How does any site in the US not run afoul of Americans with Disabilities Act (ADA)? Surely color choices like this are an issue that someone can raise; see WCAG 2.0 AA. which talks about how there must be a color contrast ratio of at least 4.5:1 between all text and background.
Even W3C reminds people that colors are important.
HTML is accessible by default, so nobody really has to work on accessiblity; they just have to refrain from working on breaking it. Unfortunately that seems too difficult for many web designers.
They obviously need to fix the actual problem first, but they only just found out about the new "actual problem". Surely somebody somewhere has actually looked at this status page before now, so this should have been a known issue already.
It gives it that really cool look of weatherworn text chiseled into stone.
What you should do is spread some parchment over it and get some charcoal and rub the charcoal on the parchment over the chiseled letters... oh. yeah. sorry...
Fastly: if you could add context to the incident as you track it, it would help customers and users feel better.
Also, linking a public postmortem to the incident would be great.

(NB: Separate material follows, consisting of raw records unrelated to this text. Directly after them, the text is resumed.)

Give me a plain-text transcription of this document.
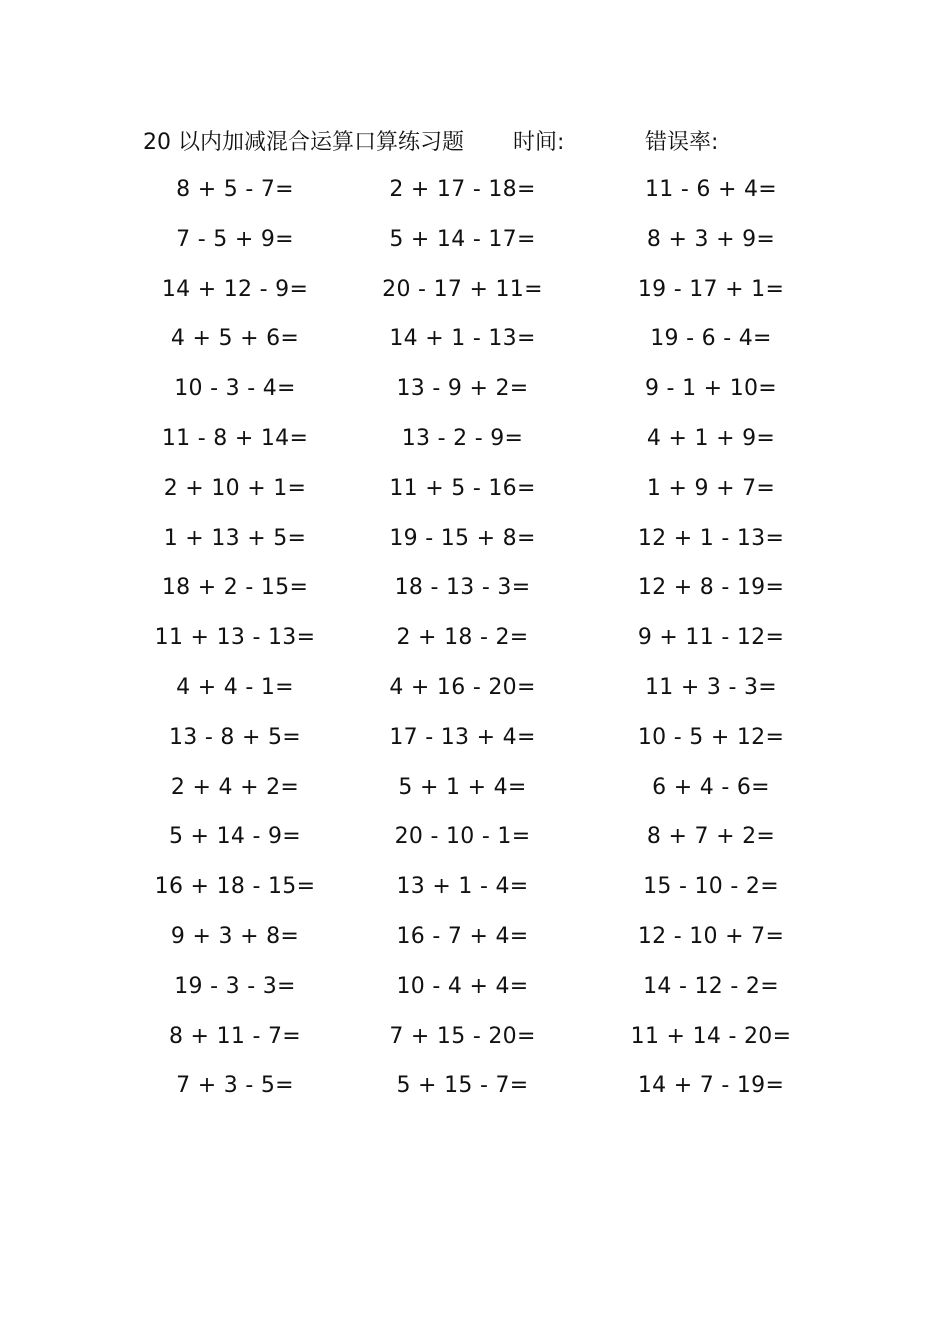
20 以内加减混合运算口算练习题 时间:	错误率:
8 + 5 - 7=	2 + 17 - 18=	11 - 6 + 4=
7 - 5 + 9=	5 + 14 - 17=	8 + 3 + 9=
14 + 12 - 9=	20 - 17 + 11=	19 - 17 + 1=
4 + 5 + 6=	14 + 1 - 13=	19 - 6 - 4=
10 - 3 - 4=	13 - 9 + 2=	9 - 1 + 10=
11 - 8 + 14=	13 - 2 - 9=	4 + 1 + 9=
2 + 10 + 1=	11 + 5 - 16=	1 + 9 + 7=
1 + 13 + 5=	19 - 15 + 8=	12 + 1 - 13=
18 + 2 - 15=	18 - 13 - 3=	12 + 8 - 19=
11 + 13 - 13=	2 + 18 - 2=	9 + 11 - 12=
4 + 4 - 1=	4 + 16 - 20=	11 + 3 - 3=
13 - 8 + 5=	17 - 13 + 4=	10 - 5 + 12=
2 + 4 + 2=	5 + 1 + 4=	6 + 4 - 6=
5 + 14 - 9=	20 - 10 - 1=	8 + 7 + 2=
16 + 18 - 15=	13 + 1 - 4=	15 - 10 - 2=
9 + 3 + 8=	16 - 7 + 4=	12 - 10 + 7=
19 - 3 - 3=	10 - 4 + 4=	14 - 12 - 2=
8 + 11 - 7=	7 + 15 - 20=	11 + 14 - 20=
7 + 3 - 5=	5 + 15 - 7=	14 + 7 - 19=
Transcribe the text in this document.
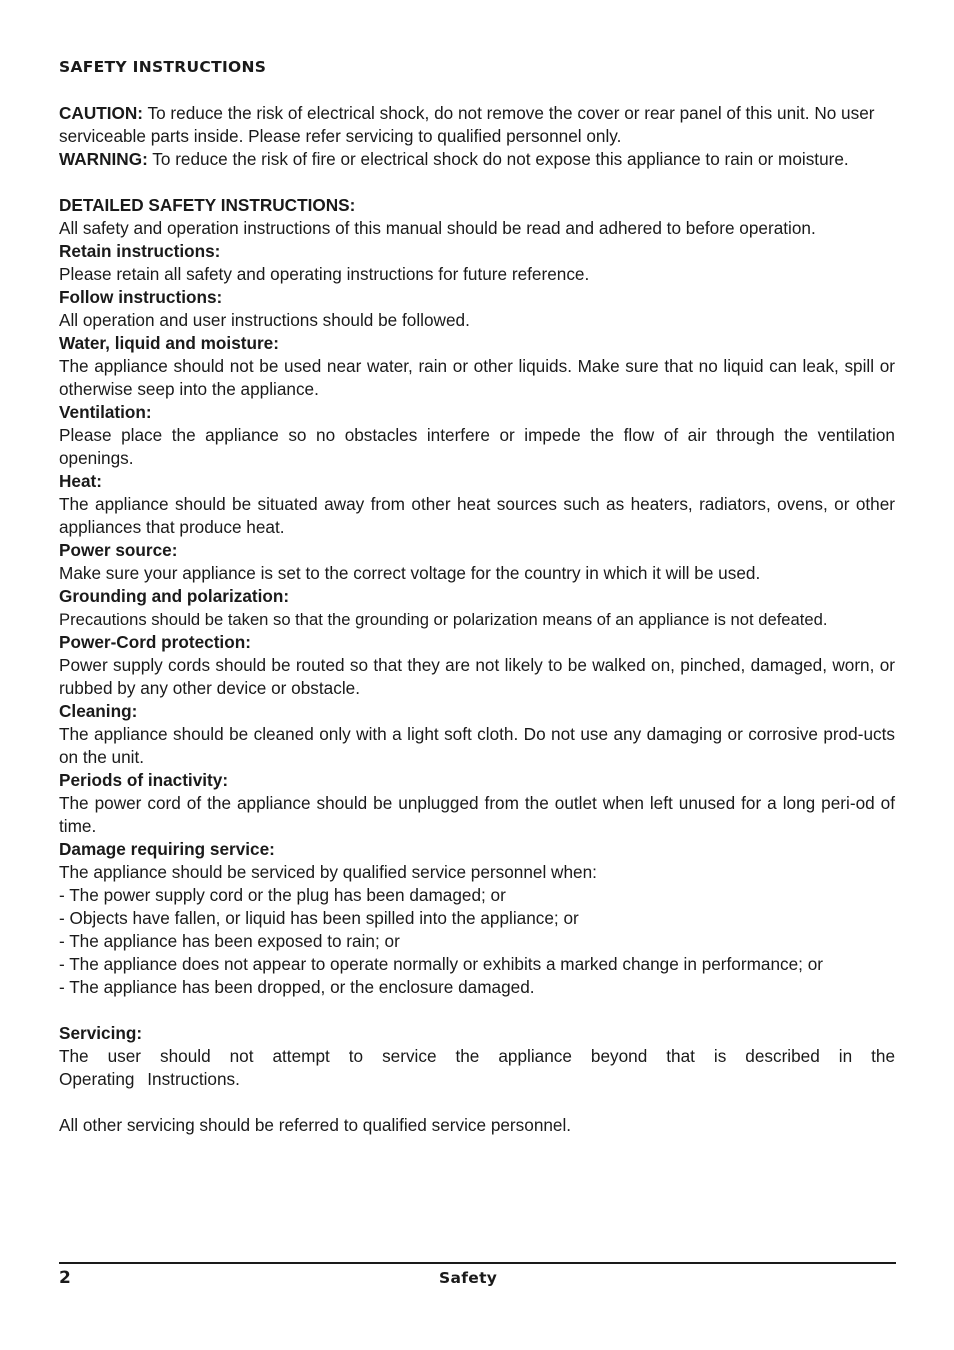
SAFETY INSTRUCTIONS

CAUTION: To reduce the risk of electrical shock, do not remove the cover or rear panel of this unit. No user serviceable parts inside. Please refer servicing to qualified personnel only.

WARNING: To reduce the risk of fire or electrical shock do not expose this appliance to rain or moisture.

DETAILED SAFETY INSTRUCTIONS:

All safety and operation instructions of this manual should be read and adhered to before operation.

Retain instructions:

Please retain all safety and operating instructions for future reference.

Follow instructions:

All operation and user instructions should be followed.

Water, liquid and moisture:

The appliance should not be used near water, rain or other liquids. Make sure that no liquid can leak, spill or otherwise seep into the appliance.

Ventilation:

Please place the appliance so no obstacles interfere or impede the flow of air through the ventilation openings.

Heat:

The appliance should be situated away from other heat sources such as heaters, radiators, ovens, or other appliances that produce heat.

Power source:

Make sure your appliance is set to the correct voltage for the country in which it will be used.

Grounding and polarization:

Precautions should be taken so that the grounding or polarization means of an appliance is not defeated.

Power-Cord protection:

Power supply cords should be routed so that they are not likely to be walked on, pinched, damaged, worn, or rubbed by any other device or obstacle.

Cleaning:

The appliance should be cleaned only with a light soft cloth. Do not use any damaging or corrosive prod-ucts on the unit.

Periods of inactivity:

The power cord of the appliance should be unplugged from the outlet when left unused for a long peri-od of time.

Damage requiring service:

The appliance should be serviced by qualified service personnel when:

- The power supply cord or the plug has been damaged; or

- Objects have fallen, or liquid has been spilled into the appliance; or

- The appliance has been exposed to rain; or

- The appliance does not appear to operate normally or exhibits a marked change in performance; or

- The appliance has been dropped, or the enclosure damaged.

Servicing:

The user should not attempt to service the appliance beyond that is described in the Operating Instructions.

All other servicing should be referred to qualified service personnel.

2	Safety
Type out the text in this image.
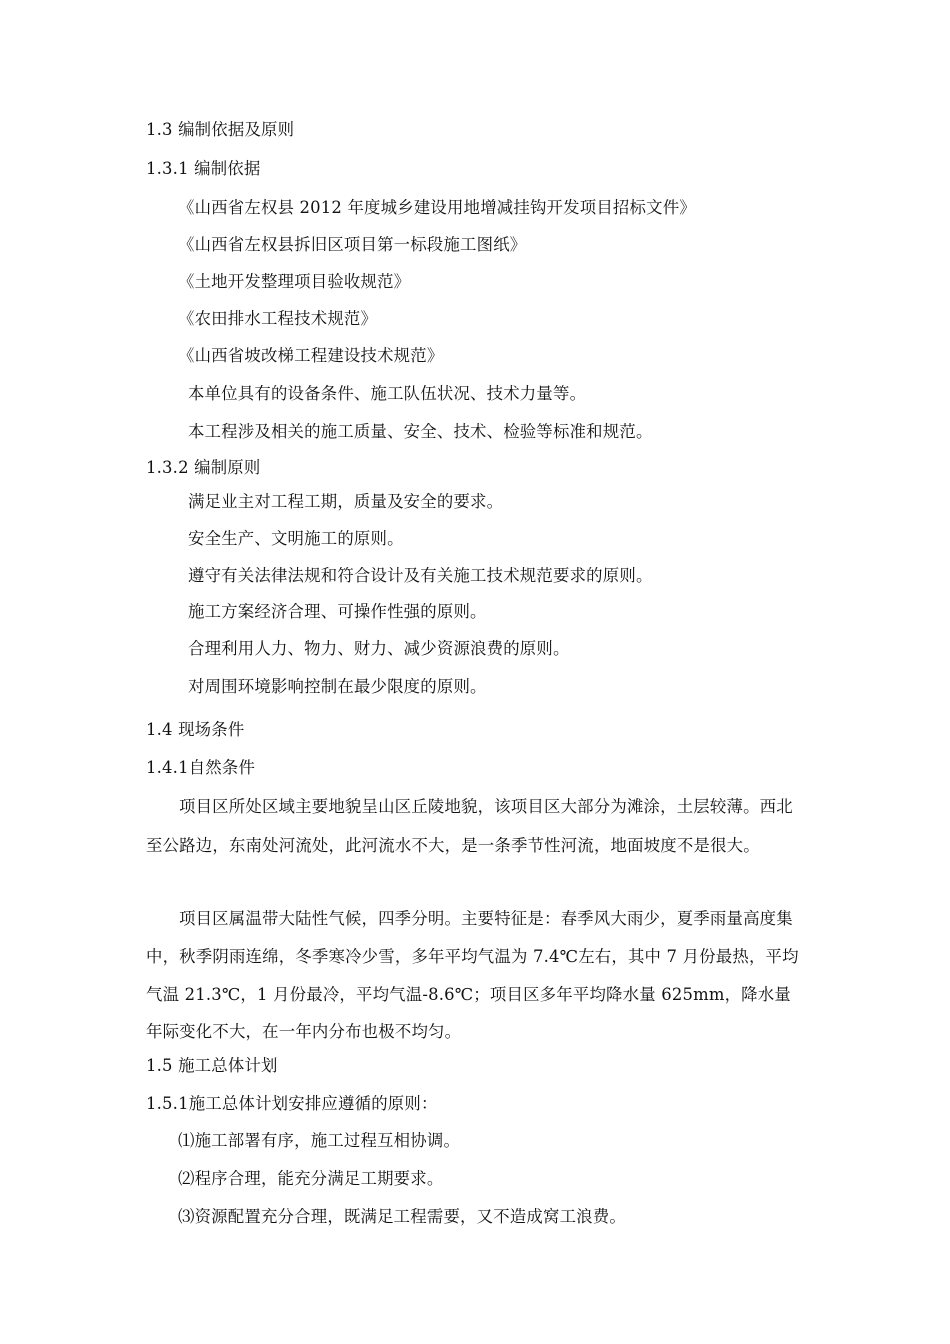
1.3 编制依据及原则
1.3.1 编制依据
《山西省左权县 2012 年度城乡建设用地增减挂钩开发项目招标文件》
《山西省左权县拆旧区项目第一标段施工图纸》
《土地开发整理项目验收规范》
《农田排水工程技术规范》
《山西省坡改梯工程建设技术规范》
本单位具有的设备条件、施工队伍状况、技术力量等。
本工程涉及相关的施工质量、安全、技术、检验等标准和规范。
1.3.2 编制原则
满足业主对工程工期，质量及安全的要求。
安全生产、文明施工的原则。
遵守有关法律法规和符合设计及有关施工技术规范要求的原则。
施工方案经济合理、可操作性强的原则。
合理利用人力、物力、财力、减少资源浪费的原则。
对周围环境影响控制在最少限度的原则。
1.4 现场条件
1.4.1自然条件
项目区所处区域主要地貌呈山区丘陵地貌，该项目区大部分为滩涂，土层较薄。西北至公路边，东南处河流处，此河流水不大，是一条季节性河流，地面坡度不是很大。
项目区属温带大陆性气候，四季分明。主要特征是：春季风大雨少，夏季雨量高度集中，秋季阴雨连绵，冬季寒冷少雪，多年平均气温为 7.4℃左右，其中 7 月份最热，平均气温 21.3℃，1 月份最冷，平均气温-8.6℃；项目区多年平均降水量 625mm，降水量年际变化不大，在一年内分布也极不均匀。
1.5 施工总体计划
1.5.1施工总体计划安排应遵循的原则：
⑴施工部署有序，施工过程互相协调。
⑵程序合理，能充分满足工期要求。
⑶资源配置充分合理，既满足工程需要，又不造成窝工浪费。
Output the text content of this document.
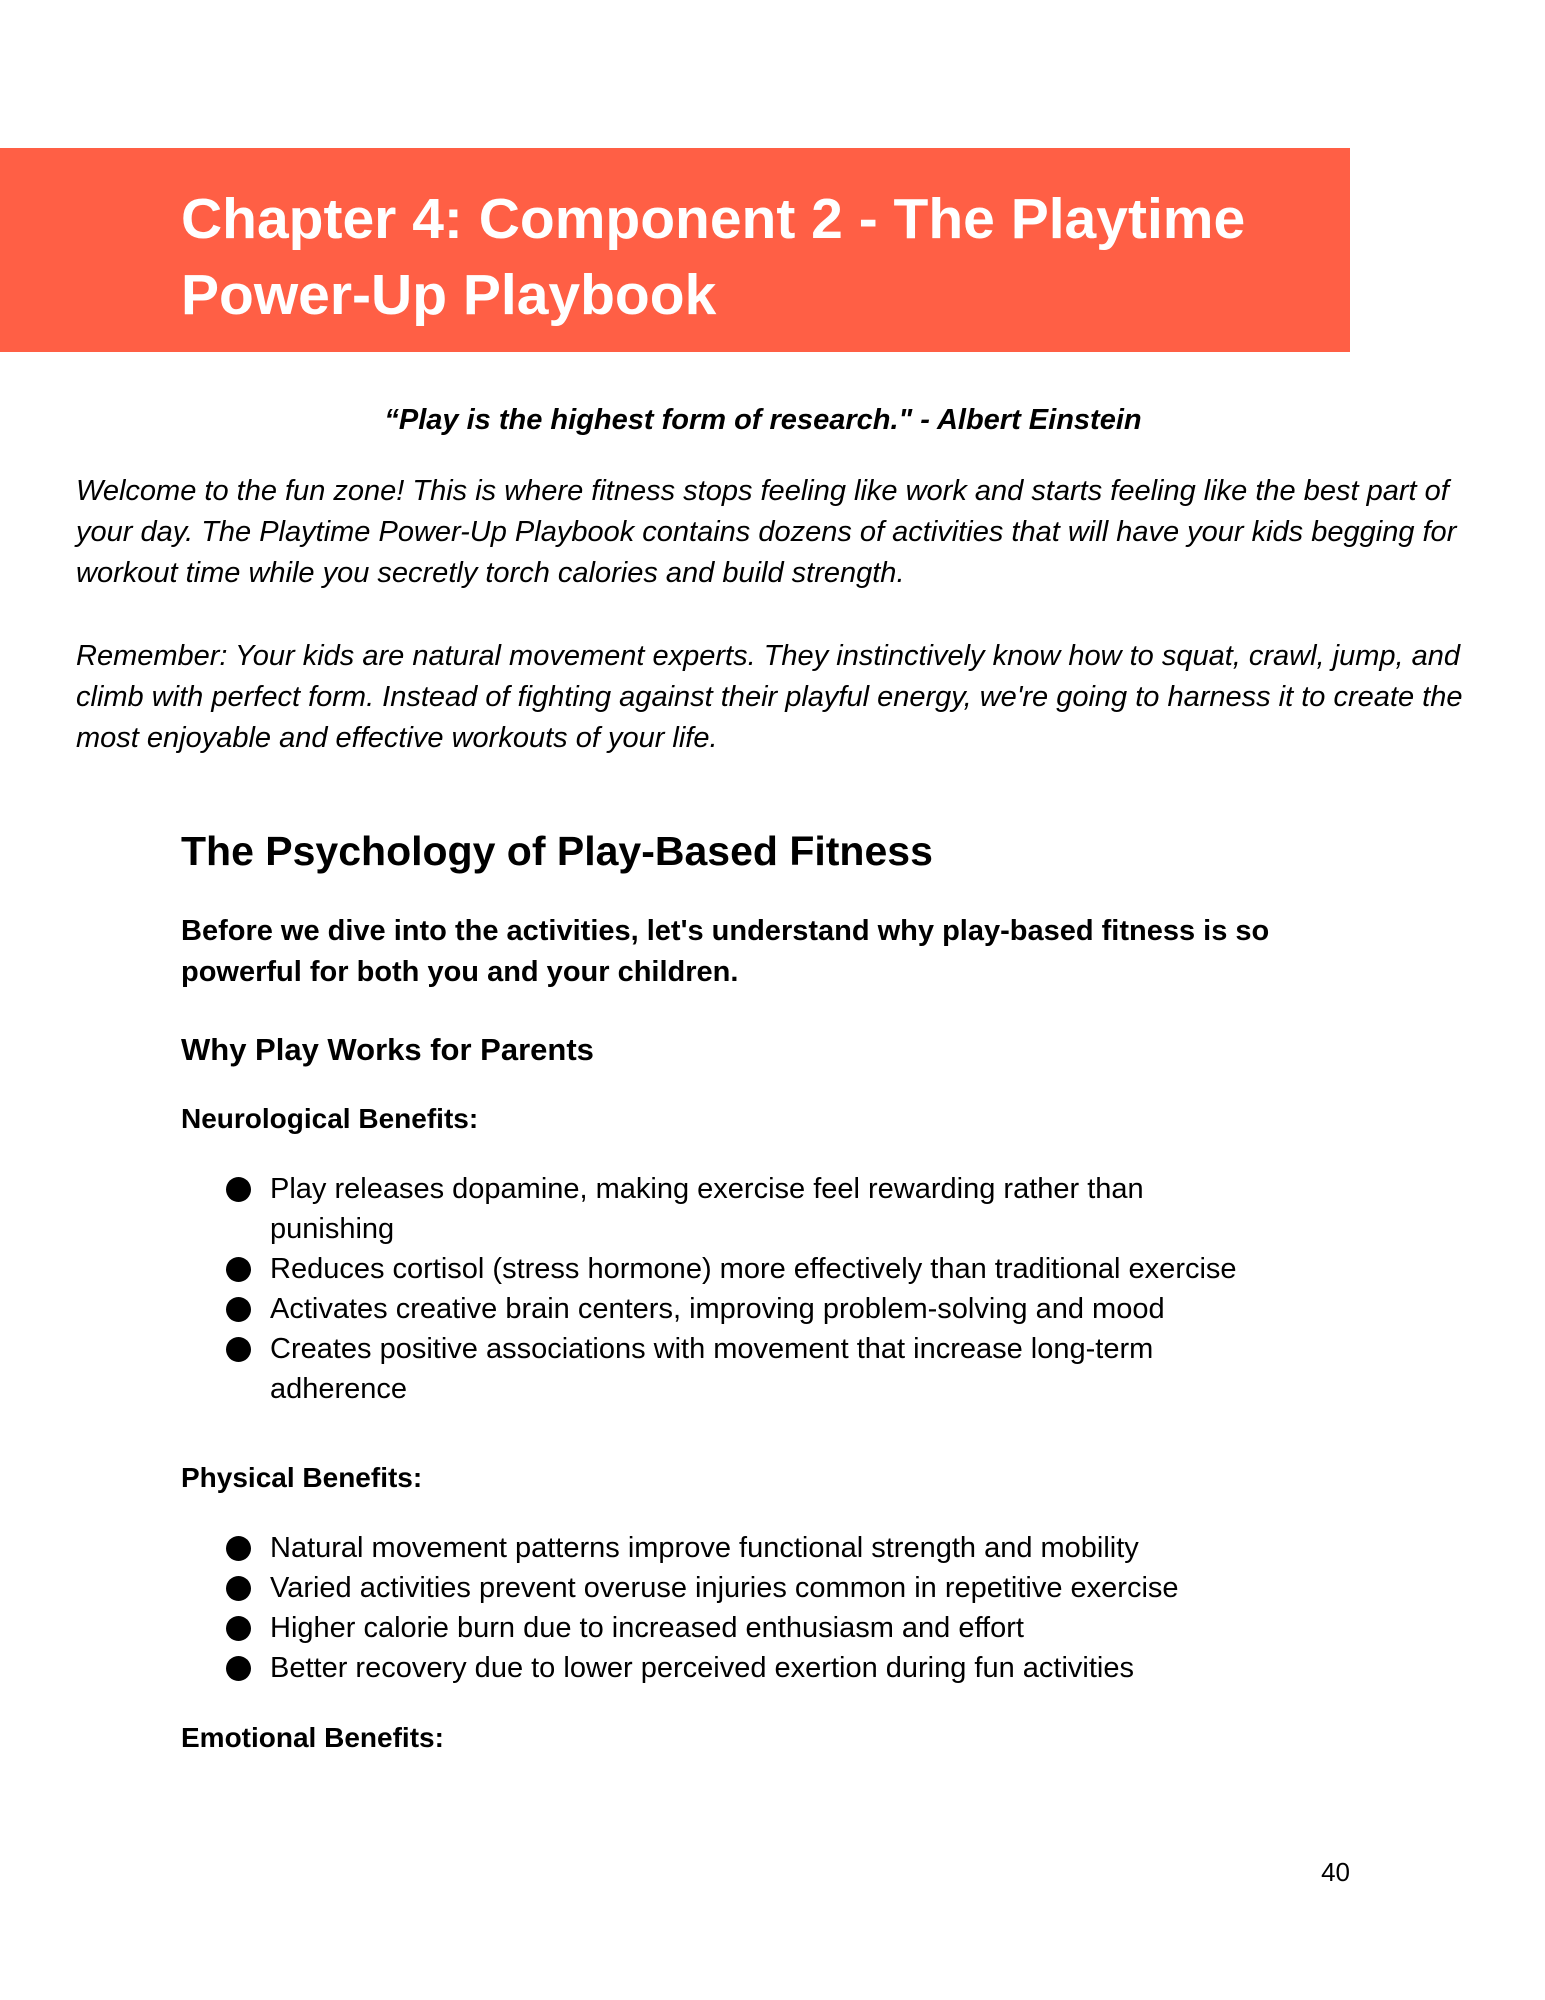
Chapter 4: Component 2 - The Playtime Power-Up Playbook
“Play is the highest form of research." - Albert Einstein

Welcome to the fun zone! This is where fitness stops feeling like work and starts feeling like the best part of your day. The Playtime Power-Up Playbook contains dozens of activities that will have your kids begging for workout time while you secretly torch calories and build strength.

Remember: Your kids are natural movement experts. They instinctively know how to squat, crawl, jump, and climb with perfect form. Instead of fighting against their playful energy, we're going to harness it to create the most enjoyable and effective workouts of your life.

The Psychology of Play-Based Fitness

Before we dive into the activities, let's understand why play-based fitness is so powerful for both you and your children.

Why Play Works for Parents
Neurological Benefits:
Play releases dopamine, making exercise feel rewarding rather than punishing
Reduces cortisol (stress hormone) more effectively than traditional exercise
Activates creative brain centers, improving problem-solving and mood
Creates positive associations with movement that increase long-term adherence
Physical Benefits:
Natural movement patterns improve functional strength and mobility
Varied activities prevent overuse injuries common in repetitive exercise
Higher calorie burn due to increased enthusiasm and effort
Better recovery due to lower perceived exertion during fun activities
Emotional Benefits:
40
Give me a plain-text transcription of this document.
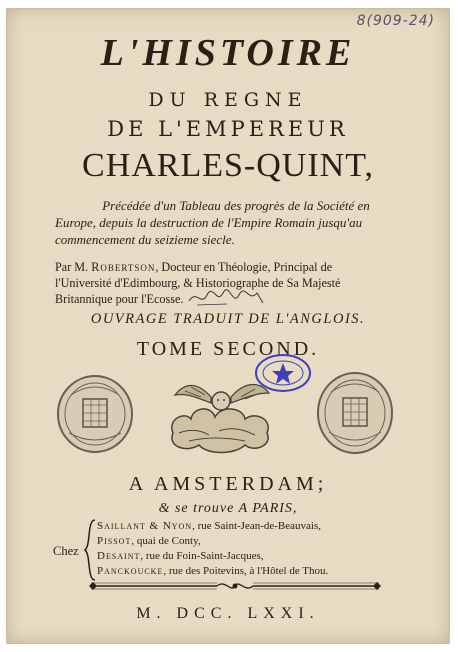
8(909-24)
L'HISTOIRE
DU REGNE
DE L'EMPEREUR
CHARLES-QUINT,
Précédée d'un Tableau des progrès de la Société en
Europe, depuis la destruction de l'Empire Romain jusqu'au
commencement du seizieme siecle.
Par M. Robertson, Docteur en Théologie, Principal de
l'Université d'Edimbourg, & Historiographe de Sa Majesté
Britannique pour l'Ecosse.
OUVRAGE TRADUIT DE L'ANGLOIS.
TOME SECOND.
A AMSTERDAM;
& se trouve A PARIS,
Chez
Saillant & Nyon, rue Saint-Jean-de-Beauvais,
Pissot, quai de Conty,
Desaint, rue du Foin-Saint-Jacques,
Panckoucke, rue des Poitevins, à l'Hôtel de Thou.
M. DCC. LXXI.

It doesn't inspire confidence as a customer if we can't see that you are working on identifying the cause and are preventing it from recurring. (We don't need to see the full RCA or other process, just an overview of the problem, the cause, the fix, and the follow-up. This is a great way to iterate & improve on your RCA process)
Affected live streaming on both Mux.com and Vimeo.com (the two streaming companies I use for my training classes, hahaha - so much for redundancy with paid companies. Had to switch to YouTube.)
With Mux you can enable "Redundant Streams" (multiple CDN's used in HLS manifest) which I think solves the issue here. We are also a big Mux customer but admittedly haven't made the full switch to redundant streams, although our testing was very promising. Since their ingest is all GCP I don't think that was affected by this, and it would have just been delivery.
there is a good chance that redundant streams would have helped here assuming that the player could load the manifest to fail over, but that manifest sadly hits Fastly. the problem with redundancy is that it really only works if you are redundant all the way up and down the serving stack. in our standard serving path (even without redundant streams) we automatically select the optimal CDN for chunk serving which does take into account availability, but during this incident we measured Fastly as about 5% less available than normal which wasn't enough to trigger a full automatic drain off of them. turns out, a 5% failure rate when you are serving 50 chunks to enable a video playback means 1 of them will likely fail and you get a playback error or in the best case, rebuffering.
sadly, Mux's manifest servers have not been redundant because the edge logic is a pile of Fastly's VCL. as mmcclure says, we're working on adding another CDN that can run our manifest serving logic so that we can be fully redundant.
I am really looking forward to a standard and portable edge platform that makes redundancy at this application layer easier. wasm here we come?
Redundant streams would definitely help mitigate the problem, but we're also days away from shipping a feature that would have allowed us to seamlessly switch over to another partner in a situation like this. C'est la vie.
I'm at a livestreaming service / production company that uses Vimeo as our primary.
An outage like this when (as an example) "Procter & Gamble" is giving their yearly sales conference via a livestream due to COVID (instead of a large corporate event at a convention center) can cause a company to loose them as a client.
I noticed that pythonhosted.org was shaky, which meant that `pip install` failed over and over again on different packages. CircleCI and Github were also affected.